The U.S. men’s national team’s 3-0 win over Mexico in the CONCACAF Nations League semifinals on Thursday was halted before second-half stoppage time due to a referee’s discretion.
Referee Evan Barton, who had already handed out four red cards in the game, stopped the game in the 89th minute due to anti-gay chants from the crowd at Allegiant Stadium in Las Vegas. The game resumed and with four minutes left in injury time, Barton blew the final whistle after a goal kick by US keeper Matt Turner.
Concacaf told ESPN after the match that the game was not abandoned due to confederation protocols regarding chanting, but “at the discretion of the referee”.
The Mexican Football Federation (FMF) has struggled in recent years to crack down on anti-gay chants shouted during goal kicks.
FIFA has fined the FMF over fan action that included a $108,000 sanction in January for chanting at the 2022 World Cup.
The FMF has made efforts to eradicate discriminatory chants through public service announcements, social media posts and pre-game announcements from players.
Concacaf also announced earlier in the day It has relaunched its anti-discrimination campaign, “Wrong is Wrong”, which aims to “raise awareness of the importance of inclusion and equality”. As part of the campaign, Concacaf said security would be increased and there would be a “more proactive approach to ejecting fans who engage in discriminatory chants”.
Whether US Soccer takes a more drastic approach is up in the air.

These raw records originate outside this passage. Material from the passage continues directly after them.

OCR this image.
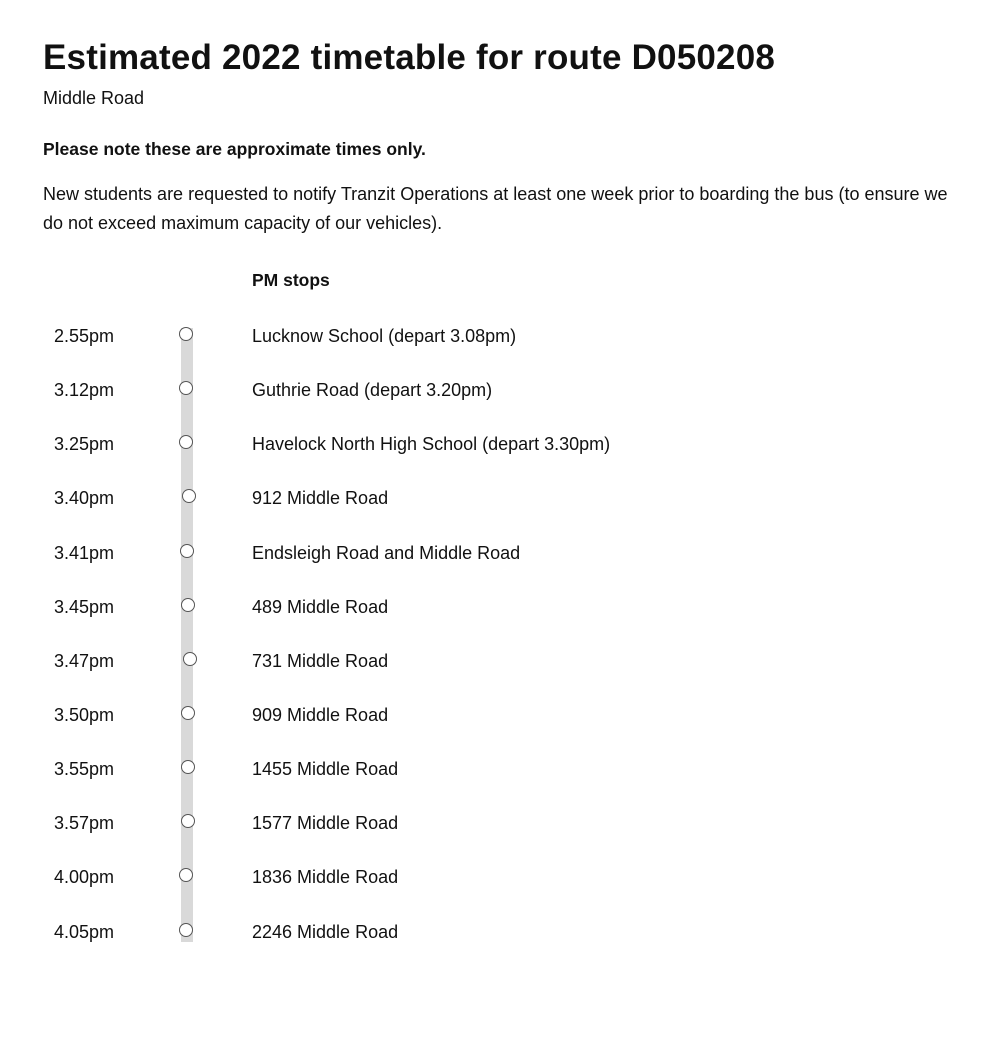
Estimated 2022 timetable for route D050208
Middle Road
Please note these are approximate times only.
New students are requested to notify Tranzit Operations at least one week prior to boarding the bus (to ensure we do not exceed maximum capacity of our vehicles).
PM stops
2.55pm	Lucknow School (depart 3.08pm)
3.12pm	Guthrie Road (depart 3.20pm)
3.25pm	Havelock North High School (depart 3.30pm)
3.40pm	912 Middle Road
3.41pm	Endsleigh Road and Middle Road
3.45pm	489 Middle Road
3.47pm	731 Middle Road
3.50pm	909 Middle Road
3.55pm	1455 Middle Road
3.57pm	1577 Middle Road
4.00pm	1836 Middle Road
4.05pm	2246 Middle Road
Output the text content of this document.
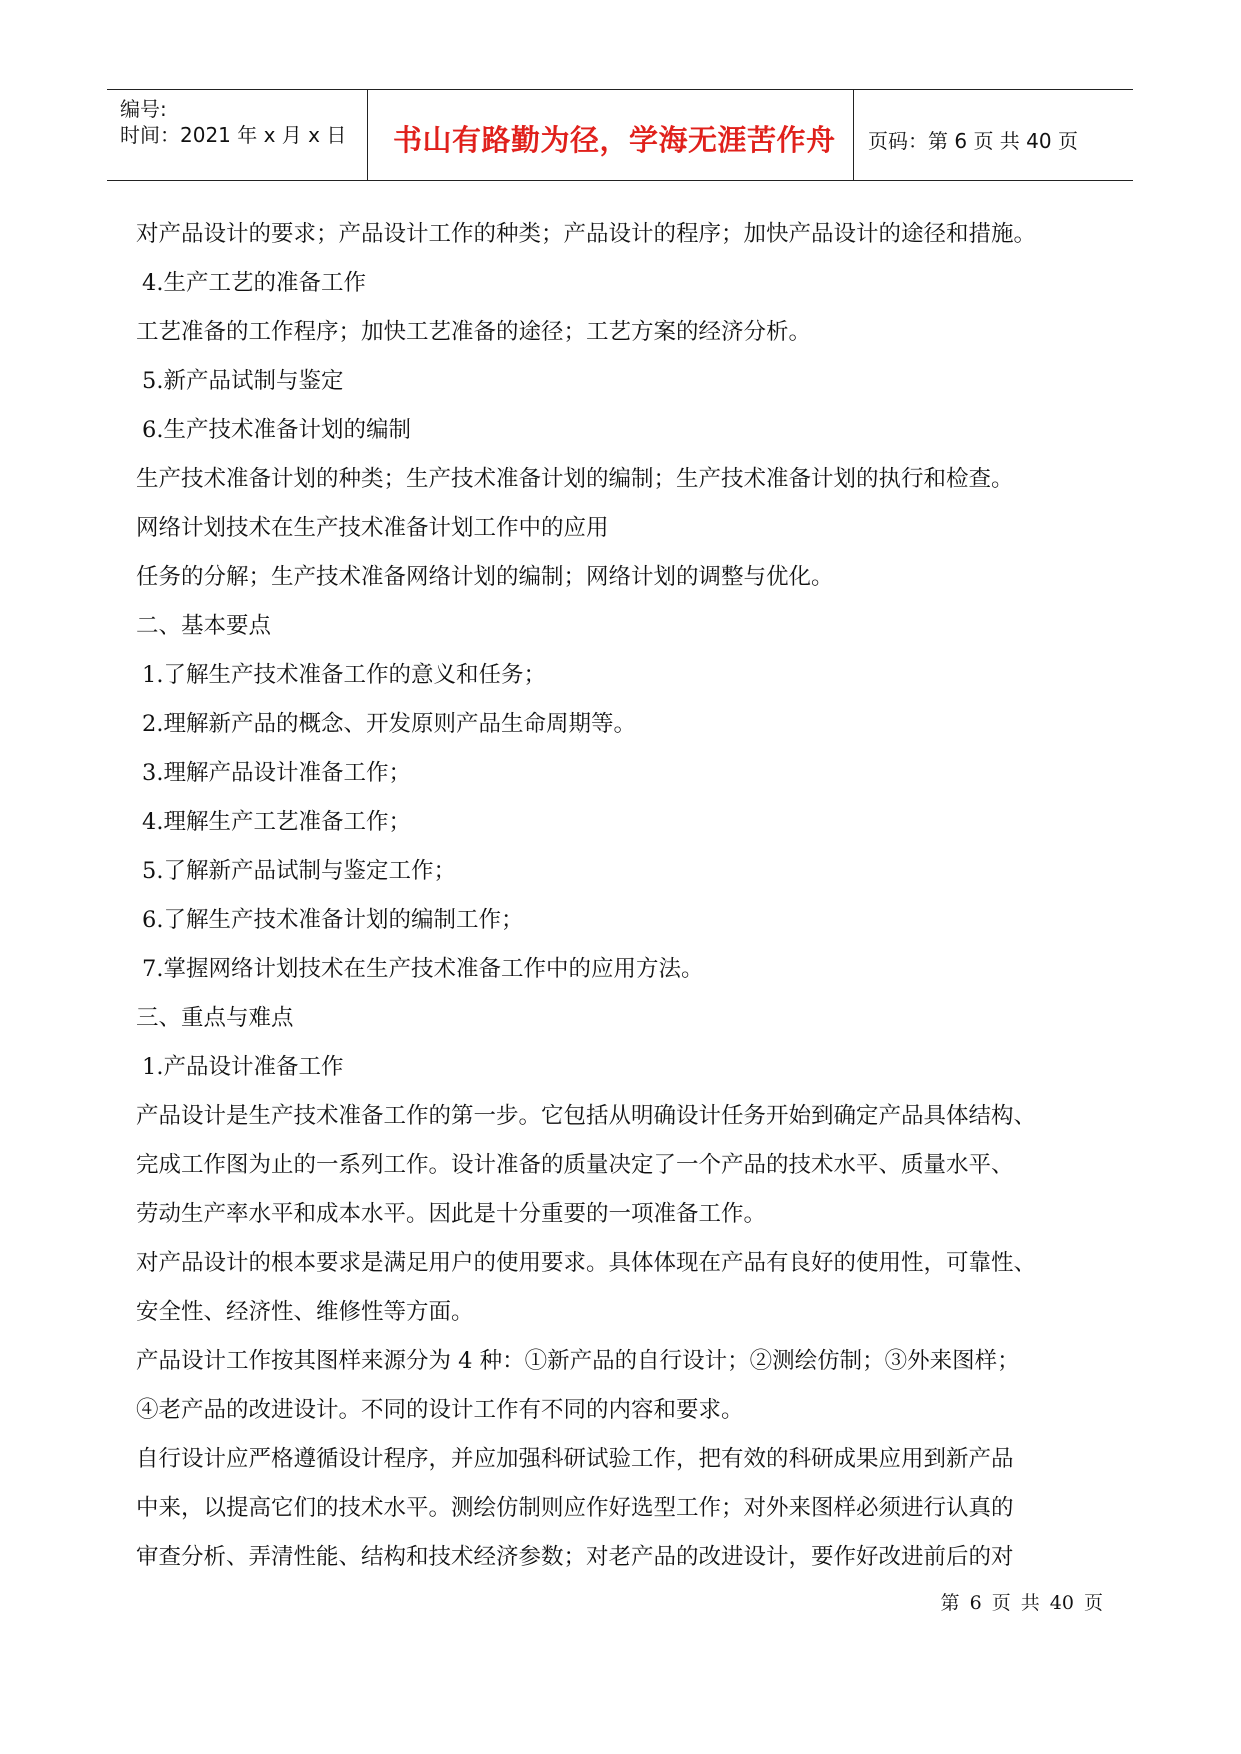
编号:
时间：2021 年 x 月 x 日 书山有路勤为径，学海无涯苦作舟 页码：第 6 页 共 40 页
对产品设计的要求；产品设计工作的种类；产品设计的程序；加快产品设计的途径和措施。
4.生产工艺的准备工作
工艺准备的工作程序；加快工艺准备的途径；工艺方案的经济分析。
5.新产品试制与鉴定
6.生产技术准备计划的编制
生产技术准备计划的种类；生产技术准备计划的编制；生产技术准备计划的执行和检查。
网络计划技术在生产技术准备计划工作中的应用
任务的分解；生产技术准备网络计划的编制；网络计划的调整与优化。
二、基本要点
1.了解生产技术准备工作的意义和任务；
2.理解新产品的概念、开发原则产品生命周期等。
3.理解产品设计准备工作；
4.理解生产工艺准备工作；
5.了解新产品试制与鉴定工作；
6.了解生产技术准备计划的编制工作；
7.掌握网络计划技术在生产技术准备工作中的应用方法。
三、重点与难点
1.产品设计准备工作
产品设计是生产技术准备工作的第一步。它包括从明确设计任务开始到确定产品具体结构、
完成工作图为止的一系列工作。设计准备的质量决定了一个产品的技术水平、质量水平、
劳动生产率水平和成本水平。因此是十分重要的一项准备工作。
对产品设计的根本要求是满足用户的使用要求。具体体现在产品有良好的使用性，可靠性、
安全性、经济性、维修性等方面。
产品设计工作按其图样来源分为 4 种：①新产品的自行设计；②测绘仿制；③外来图样；
④老产品的改进设计。不同的设计工作有不同的内容和要求。
自行设计应严格遵循设计程序，并应加强科研试验工作，把有效的科研成果应用到新产品
中来，以提高它们的技术水平。测绘仿制则应作好选型工作；对外来图样必须进行认真的
审查分析、弄清性能、结构和技术经济参数；对老产品的改进设计，要作好改进前后的对
第 6 页 共 40 页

In April, the federation enacted a policy that would penalize discriminatory chants during games. Derogatory chants can result in a two-year ban for a team from participating in international sports in the United States. A second offense carries a five-year ban and a third a permanent ban.
A source told ESPN earlier this year that as long as Mexico makes a good-faith effort to eradicate chanting, there will be no ban. There is uncertainty as to what threshold must be crossed for the ban to take effect.